Publie le samedi 29 décembre 2007 par Open-Publishing
9 commentaires

N’acceptant pas de me résigner face aux ravages du capitalisme, j’ai adhéré au PCF il y a environ deux ans, pour rejoindre ceux qui luttent contre ce système, ceux qui n’acceptent pas la fin de l’Histoire et proposent une alternative.

Aujourd’hui je m’interroge : le PCF est-il la bonne organisation pour lutter contre le capitalisme ? Que lui manque-t-il ? Que faudrait-il faire ?

Les paragraphes qui suivent proposent quelques réponses à ces questions, avec l’espoir de susciter un dialogue et des réactions pour élaborer les projets dans lesquels des militants comme moi auront envie d’investir leur temps et leur énergie.

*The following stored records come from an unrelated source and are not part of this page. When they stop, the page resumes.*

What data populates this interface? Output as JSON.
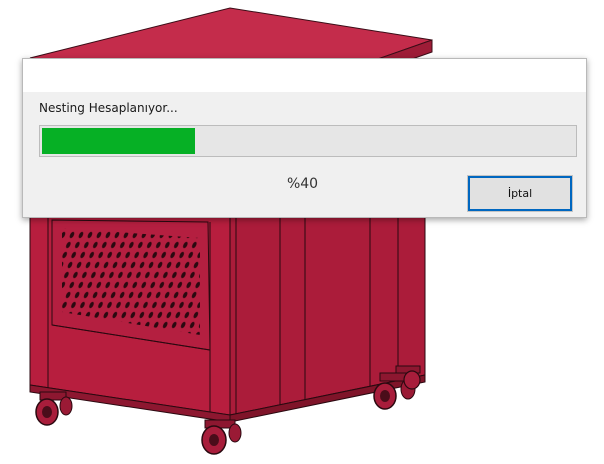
{
  "dialog": {
    "status_text": "Nesting Hesaplanıyor...",
    "progress_fraction": 0.4,
    "percent_text": "%40",
    "cancel_label": "İptal"
  },
  "colors": {
    "cabinet": "#b1203f",
    "progress_fill": "#06b025",
    "progress_track": "#e6e6e6",
    "button_focus": "#0067c0"
  }
}
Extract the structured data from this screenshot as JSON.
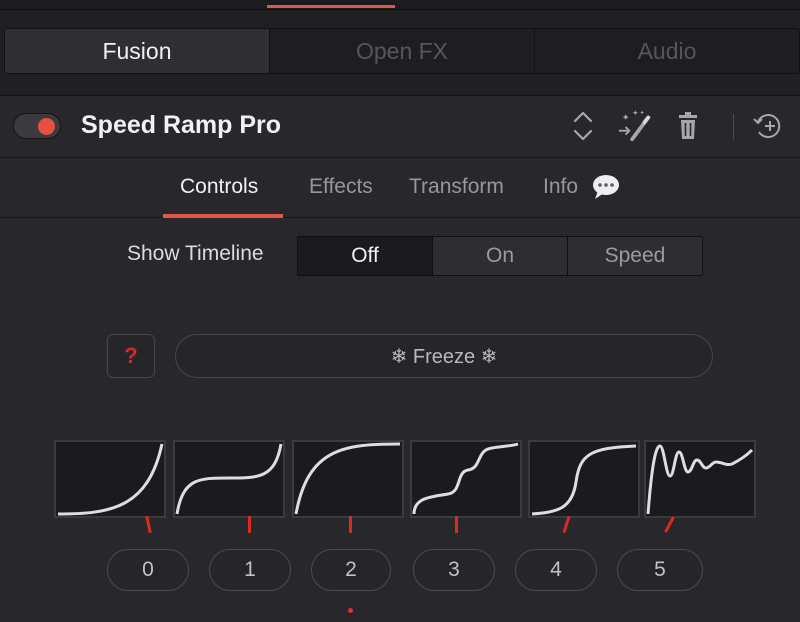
{
  "categories": [
    "Fusion",
    "Open FX",
    "Audio"
  ],
  "effect": {
    "title": "Speed Ramp Pro",
    "enabled": true,
    "icons": [
      "updown-chevron-icon",
      "magic-wand-icon",
      "trash-icon",
      "reset-icon"
    ]
  },
  "tabs": [
    "Controls",
    "Effects",
    "Transform",
    "Info"
  ],
  "info_icon": "speech-bubble-icon",
  "show_timeline": {
    "label": "Show Timeline",
    "options": [
      "Off",
      "On",
      "Speed"
    ],
    "selected": "Off"
  },
  "help_button": {
    "glyph": "?"
  },
  "freeze_button": {
    "label": "❄ Freeze ❄"
  },
  "presets": {
    "curve_icons": [
      "ease-in-curve-icon",
      "s-curve-icon",
      "ease-out-curve-icon",
      "double-step-curve-icon",
      "step-curve-icon",
      "bounce-curve-icon"
    ],
    "numbers": [
      "0",
      "1",
      "2",
      "3",
      "4",
      "5"
    ],
    "selected": "2"
  },
  "colors": {
    "accent": "#e2574c",
    "background": "#28282c",
    "help_glyph": "#d52a25"
  }
}
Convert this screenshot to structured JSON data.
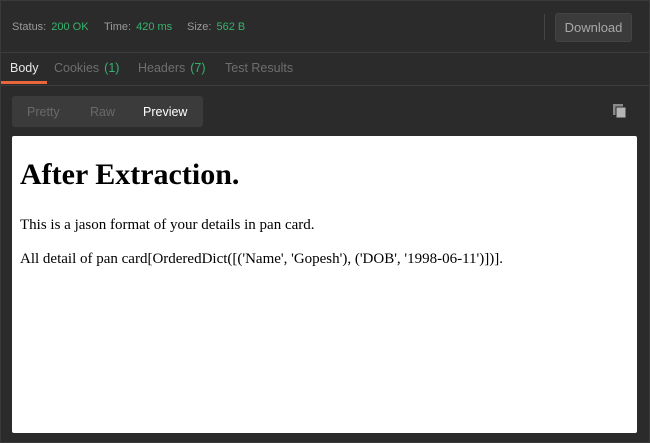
{
  "status_bar": {
    "status_label": "Status:",
    "status_value": "200 OK",
    "time_label": "Time:",
    "time_value": "420 ms",
    "size_label": "Size:",
    "size_value": "562 B",
    "download_label": "Download"
  },
  "tabs": [
    {
      "label": "Body",
      "count": ""
    },
    {
      "label": "Cookies",
      "count": "(1)"
    },
    {
      "label": "Headers",
      "count": "(7)"
    },
    {
      "label": "Test Results",
      "count": ""
    }
  ],
  "view_modes": [
    "Pretty",
    "Raw",
    "Preview"
  ],
  "active_view": "Preview",
  "preview": {
    "heading": "After Extraction.",
    "line1": "This is a jason format of your details in pan card.",
    "line2": "All detail of pan card[OrderedDict([('Name', 'Gopesh'), ('DOB', '1998-06-11')])]."
  },
  "colors": {
    "success": "#36b36b",
    "accent": "#e8663b",
    "background": "#2b2b2b"
  },
  "icons": {
    "copy": "copy-icon"
  }
}
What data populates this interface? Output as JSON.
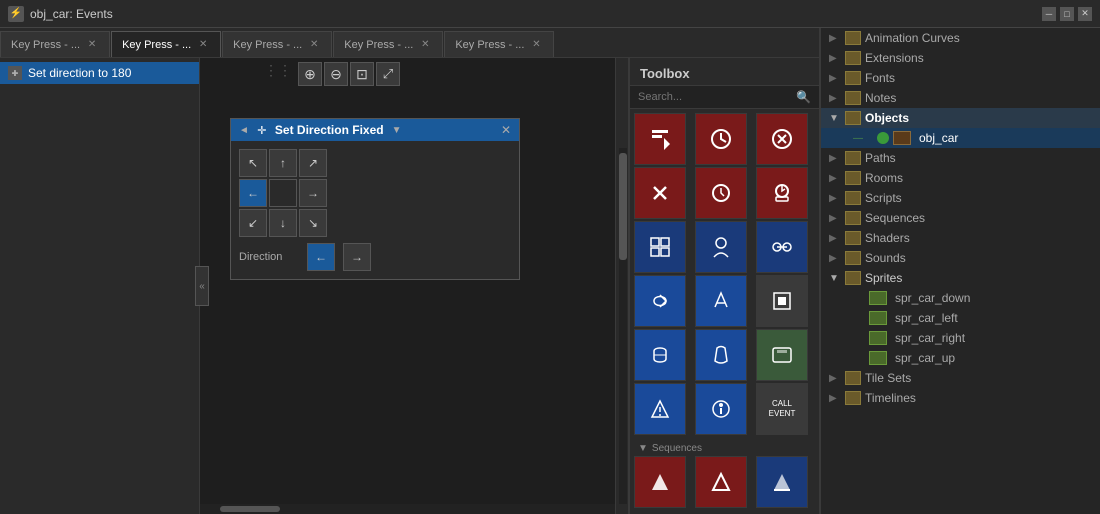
{
  "titleBar": {
    "icon": "⚡",
    "title": "obj_car: Events",
    "minimizeBtn": "─",
    "maximizeBtn": "□",
    "closeBtn": "✕"
  },
  "tabs": [
    {
      "id": 0,
      "label": "Key Press - ...",
      "active": false
    },
    {
      "id": 1,
      "label": "Key Press - ...",
      "active": true
    },
    {
      "id": 2,
      "label": "Key Press - ...",
      "active": false
    },
    {
      "id": 3,
      "label": "Key Press - ...",
      "active": false
    },
    {
      "id": 4,
      "label": "Key Press - ...",
      "active": false
    }
  ],
  "editorToolbar": {
    "dots": "⋮",
    "zoomInLabel": "+",
    "zoomOutLabel": "−",
    "fitLabel": "⊡",
    "fullscreenLabel": "⤢"
  },
  "eventList": [
    {
      "id": 0,
      "label": "Set direction to 180",
      "selected": true,
      "icon": "✛"
    }
  ],
  "canvas": {
    "block": {
      "titleArrow": "◄",
      "titleIcon": "✛",
      "title": "Set Direction Fixed",
      "dropArrow": "▼",
      "closeBtn": "✕",
      "directionLabel": "Direction"
    }
  },
  "toolbox": {
    "title": "Toolbox",
    "searchPlaceholder": "Search...",
    "searchIcon": "🔍",
    "sections": [
      {
        "id": "actions",
        "collapsed": false,
        "tools": [
          {
            "icon": "🚩",
            "color": "dark-red",
            "label": ""
          },
          {
            "icon": "🔄",
            "color": "dark-red",
            "label": ""
          },
          {
            "icon": "⬇",
            "color": "dark-red",
            "label": ""
          },
          {
            "icon": "✂",
            "color": "dark-red",
            "label": ""
          },
          {
            "icon": "⏱",
            "color": "dark-red",
            "label": ""
          },
          {
            "icon": "⏰",
            "color": "dark-red",
            "label": ""
          },
          {
            "icon": "⊞",
            "color": "dark-blue",
            "label": ""
          },
          {
            "icon": "👤",
            "color": "dark-blue",
            "label": ""
          },
          {
            "icon": "⚡",
            "color": "dark-blue",
            "label": ""
          },
          {
            "icon": "➡",
            "color": "medium-blue",
            "label": ""
          },
          {
            "icon": "🐾",
            "color": "medium-blue",
            "label": ""
          },
          {
            "icon": "⬛",
            "color": "gray",
            "label": ""
          },
          {
            "icon": "⚙",
            "color": "medium-blue",
            "label": ""
          },
          {
            "icon": "🐍",
            "color": "medium-blue",
            "label": ""
          },
          {
            "icon": "❓",
            "color": "medium-blue",
            "label": ""
          },
          {
            "icon": "↩",
            "color": "medium-blue",
            "label": ""
          },
          {
            "icon": "⊙",
            "color": "medium-blue",
            "label": ""
          },
          {
            "icon": "CALL\nEVENT",
            "color": "gray",
            "label": "CALL\nEVENT"
          }
        ]
      },
      {
        "id": "sequences",
        "label": "Sequences",
        "collapsed": false,
        "tools": [
          {
            "icon": "▲",
            "color": "dark-red",
            "label": ""
          },
          {
            "icon": "▲",
            "color": "dark-red",
            "label": ""
          },
          {
            "icon": "▲",
            "color": "dark-blue",
            "label": ""
          }
        ]
      }
    ]
  },
  "assetTree": {
    "items": [
      {
        "type": "folder",
        "label": "Animation Curves",
        "indent": 0,
        "expanded": false
      },
      {
        "type": "folder",
        "label": "Extensions",
        "indent": 0,
        "expanded": false
      },
      {
        "type": "folder",
        "label": "Fonts",
        "indent": 0,
        "expanded": false
      },
      {
        "type": "folder",
        "label": "Notes",
        "indent": 0,
        "expanded": false
      },
      {
        "type": "folder",
        "label": "Objects",
        "indent": 0,
        "expanded": true,
        "selected": false
      },
      {
        "type": "object",
        "label": "obj_car",
        "indent": 1,
        "active": true
      },
      {
        "type": "folder",
        "label": "Paths",
        "indent": 0,
        "expanded": false
      },
      {
        "type": "folder",
        "label": "Rooms",
        "indent": 0,
        "expanded": false
      },
      {
        "type": "folder",
        "label": "Scripts",
        "indent": 0,
        "expanded": false
      },
      {
        "type": "folder",
        "label": "Sequences",
        "indent": 0,
        "expanded": false
      },
      {
        "type": "folder",
        "label": "Shaders",
        "indent": 0,
        "expanded": false
      },
      {
        "type": "folder",
        "label": "Sounds",
        "indent": 0,
        "expanded": false
      },
      {
        "type": "folder",
        "label": "Sprites",
        "indent": 0,
        "expanded": true
      },
      {
        "type": "sprite",
        "label": "spr_car_down",
        "indent": 1
      },
      {
        "type": "sprite",
        "label": "spr_car_left",
        "indent": 1
      },
      {
        "type": "sprite",
        "label": "spr_car_right",
        "indent": 1
      },
      {
        "type": "sprite",
        "label": "spr_car_up",
        "indent": 1
      },
      {
        "type": "folder",
        "label": "Tile Sets",
        "indent": 0,
        "expanded": false
      },
      {
        "type": "folder",
        "label": "Timelines",
        "indent": 0,
        "expanded": false
      }
    ]
  }
}
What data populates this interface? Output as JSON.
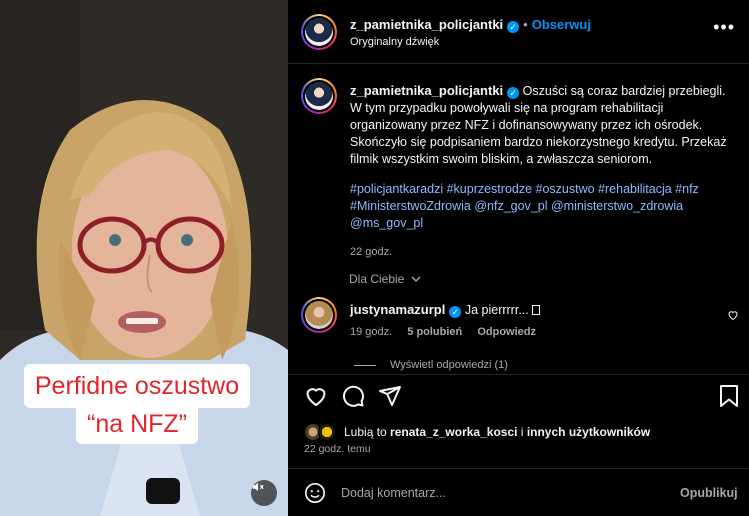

Le PCF est-il encore révolutionnaire ?

Au-delà des références théoriques, l’organisation PCF n’a aujourd’hui plus aucune stratégie révolutionnaire, à savoir une idée concrète des actions à mener pour réellement bouleverser la société et ébranler le capitalisme. Même si sa base militante est d’une richesse politique extraordinaire, son encadrement et sa direction nationale ne proposent aujourd’hui comme seul horizon que "la riposte". Cette stratégie est une impasse. Elle est totalement passive. On subit le rythme des coups de l’adversaire, on le laisse choisir son terrain (qui change tous les 10 jours), on épuise petit à petit toute crédibilité politique et surtout on ne construit rien. Le tout en implorant le PS de nous aider à conserver quelques élus. Pitoyable.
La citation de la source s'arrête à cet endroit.